Les services de l’Armée le décrivent comme le plus grand camp militaire de France : 218 bâtiments, dont 187 chauffés, pour un total de 188 000 m2, répartis sur 9 000 hectares, dans la Marne, sur la commune de Mourmelon. Ce camp vient de bénéficier d’un chantier à 87 millions d’euros, lancé en 2021 par la ministre des Armées de l’époque, Florence Parly, et inauguré le 27 février. Avec un objectif : tourner la page du charbon, principal combustible utilisé jusqu’ici pour chauffer les bâtiments, au profit de la biomasse pour 80 % des besoins, le restant étant couvert par du gaz. Une véritable mutation énergétique qui a reçu le soutien du plan de relance à hauteur de 40 millions d’euros, et va permettre d’abaisser la consommation générale d’énergie de 44 % et de réduire les émissions de CO2 du site de 86 %.

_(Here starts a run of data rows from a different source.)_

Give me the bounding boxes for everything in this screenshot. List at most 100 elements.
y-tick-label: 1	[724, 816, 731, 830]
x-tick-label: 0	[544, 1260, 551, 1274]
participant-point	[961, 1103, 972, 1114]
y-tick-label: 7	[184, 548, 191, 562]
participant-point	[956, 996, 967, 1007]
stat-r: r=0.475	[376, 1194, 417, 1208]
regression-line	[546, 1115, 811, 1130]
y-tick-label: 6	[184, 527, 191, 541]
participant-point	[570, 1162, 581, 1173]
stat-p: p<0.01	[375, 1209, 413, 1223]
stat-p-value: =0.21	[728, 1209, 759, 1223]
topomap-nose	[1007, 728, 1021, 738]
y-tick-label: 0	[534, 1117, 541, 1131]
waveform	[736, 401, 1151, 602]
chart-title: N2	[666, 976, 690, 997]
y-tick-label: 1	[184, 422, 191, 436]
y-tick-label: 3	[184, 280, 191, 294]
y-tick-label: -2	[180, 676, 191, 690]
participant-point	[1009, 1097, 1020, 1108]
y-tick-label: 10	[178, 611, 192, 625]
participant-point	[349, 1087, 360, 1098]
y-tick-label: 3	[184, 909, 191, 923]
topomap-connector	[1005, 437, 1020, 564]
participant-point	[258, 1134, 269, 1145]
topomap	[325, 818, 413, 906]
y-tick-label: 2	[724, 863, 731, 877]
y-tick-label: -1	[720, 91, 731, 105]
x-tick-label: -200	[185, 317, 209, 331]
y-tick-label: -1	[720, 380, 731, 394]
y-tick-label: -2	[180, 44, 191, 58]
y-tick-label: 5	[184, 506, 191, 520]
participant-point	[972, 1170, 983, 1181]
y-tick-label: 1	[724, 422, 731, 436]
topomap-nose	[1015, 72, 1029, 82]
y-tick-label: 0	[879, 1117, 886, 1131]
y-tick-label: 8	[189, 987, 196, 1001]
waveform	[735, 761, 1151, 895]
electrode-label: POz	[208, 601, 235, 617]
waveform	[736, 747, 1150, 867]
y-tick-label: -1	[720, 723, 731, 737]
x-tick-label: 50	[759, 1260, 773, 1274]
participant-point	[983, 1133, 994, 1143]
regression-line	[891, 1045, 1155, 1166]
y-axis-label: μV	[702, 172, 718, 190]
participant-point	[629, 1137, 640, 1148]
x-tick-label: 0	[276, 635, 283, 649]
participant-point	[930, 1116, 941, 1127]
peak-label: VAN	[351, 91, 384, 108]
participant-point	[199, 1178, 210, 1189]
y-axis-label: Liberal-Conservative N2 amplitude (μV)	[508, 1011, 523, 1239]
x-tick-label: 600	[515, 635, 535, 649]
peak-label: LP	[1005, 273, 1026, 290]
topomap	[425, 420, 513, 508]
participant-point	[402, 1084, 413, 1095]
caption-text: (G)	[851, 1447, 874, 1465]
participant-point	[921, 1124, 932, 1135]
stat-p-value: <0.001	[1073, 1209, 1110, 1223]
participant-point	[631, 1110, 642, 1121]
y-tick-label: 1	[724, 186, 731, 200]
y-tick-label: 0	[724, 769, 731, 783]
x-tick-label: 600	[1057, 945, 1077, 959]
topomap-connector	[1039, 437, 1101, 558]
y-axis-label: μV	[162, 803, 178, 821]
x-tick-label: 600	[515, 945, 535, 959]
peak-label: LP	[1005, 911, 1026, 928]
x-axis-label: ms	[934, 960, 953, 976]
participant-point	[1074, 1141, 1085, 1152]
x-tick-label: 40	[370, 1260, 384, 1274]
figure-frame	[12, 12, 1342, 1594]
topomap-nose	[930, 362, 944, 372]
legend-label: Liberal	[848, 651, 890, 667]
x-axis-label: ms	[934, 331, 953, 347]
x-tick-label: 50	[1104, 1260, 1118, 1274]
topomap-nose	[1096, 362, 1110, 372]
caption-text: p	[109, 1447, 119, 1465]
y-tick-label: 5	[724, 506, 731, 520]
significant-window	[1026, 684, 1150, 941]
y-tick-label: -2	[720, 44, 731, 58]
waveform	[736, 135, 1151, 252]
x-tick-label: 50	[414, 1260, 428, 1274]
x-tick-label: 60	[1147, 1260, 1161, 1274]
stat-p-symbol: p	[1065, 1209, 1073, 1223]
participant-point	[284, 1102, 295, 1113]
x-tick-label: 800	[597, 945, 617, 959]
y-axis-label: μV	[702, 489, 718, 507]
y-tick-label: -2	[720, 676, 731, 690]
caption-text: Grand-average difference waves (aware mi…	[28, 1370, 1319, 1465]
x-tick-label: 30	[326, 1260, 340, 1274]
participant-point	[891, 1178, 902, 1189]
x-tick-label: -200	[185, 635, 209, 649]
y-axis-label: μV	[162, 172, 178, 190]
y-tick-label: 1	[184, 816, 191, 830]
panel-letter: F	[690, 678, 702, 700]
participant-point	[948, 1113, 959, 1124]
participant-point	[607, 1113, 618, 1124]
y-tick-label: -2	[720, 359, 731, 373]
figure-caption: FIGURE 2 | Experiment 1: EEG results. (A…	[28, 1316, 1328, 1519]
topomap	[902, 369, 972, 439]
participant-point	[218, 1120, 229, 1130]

De la plaquette forestière dans un rayon de 100 km
Sous la conduite du Service d’infrastructure de la défense Nord-Est, entité régionale en charge de l’administration et de la construction des infrastructures des armées, ce sont quatre entreprises qui ont été mobilisées, pour un contrat qui s’étale sur 20 ans. D’abord deux sociétés du groupe Vinci (280 000 salariés, 71,6 Md€ de CA), avec GTM Hallé et Sotram pour les travaux d’isolation thermique des bâtiments, de réhabilitation des sous-stations, de construction d’une nouvelle chaufferie et de démolition de l’ancienne chaufferie. Puis Sogea Environnement, autre filiale de Vinci, pour les travaux de voirie et d’extension du réseau de chaleur.
Un écosystème digital pour piloter l’installation
L’exploitation des installations a été confiée à Engie Solutions (16 000 salariés, 5,8 Md€ de CA), exploitation impliquant la fourniture en plaquettes forestières et en bois de recyclage dans un rayon de moins de 100 kilomètres. Chaque année, l’utilisation de biomasse devrait permettre d’éviter l’émission de 13 600 tonnes de CO2. Pour piloter les installations et arriver à la performance énergétique attendue, les équipes d’Engie Solutions ont déployé des outils de gestion centralisée, soit un "écosystème digital qui permet de faciliter le contrôle et d’optimiser le chauffage dans les bâtiments", décrit l’entreprise dans un communiqué.
Un réseau de chaleur de 17 km
La nouvelle chaufferie du camp est composée de deux chaudières biomasse d’une puissance totale de 5,6 MW, qui fourniront un total de 20 GWh d’énergie par an, et de deux chaudières fonctionnant au gaz, d’une puissance totale de 9 MW, installée pour servir d’appoint et de secours en cas d’incident ou de besoin de maintenance. Pour abriter ces équipements, GTM Hallé a construit un bâtiment dont les murs atteignent près de 13 mètres de haut. La chaleur produite est acheminée vers les bâtiments par un réseau de chaleur interne d’environ 17 kilomètres, qui sera entièrement rénové à l’issue du marché.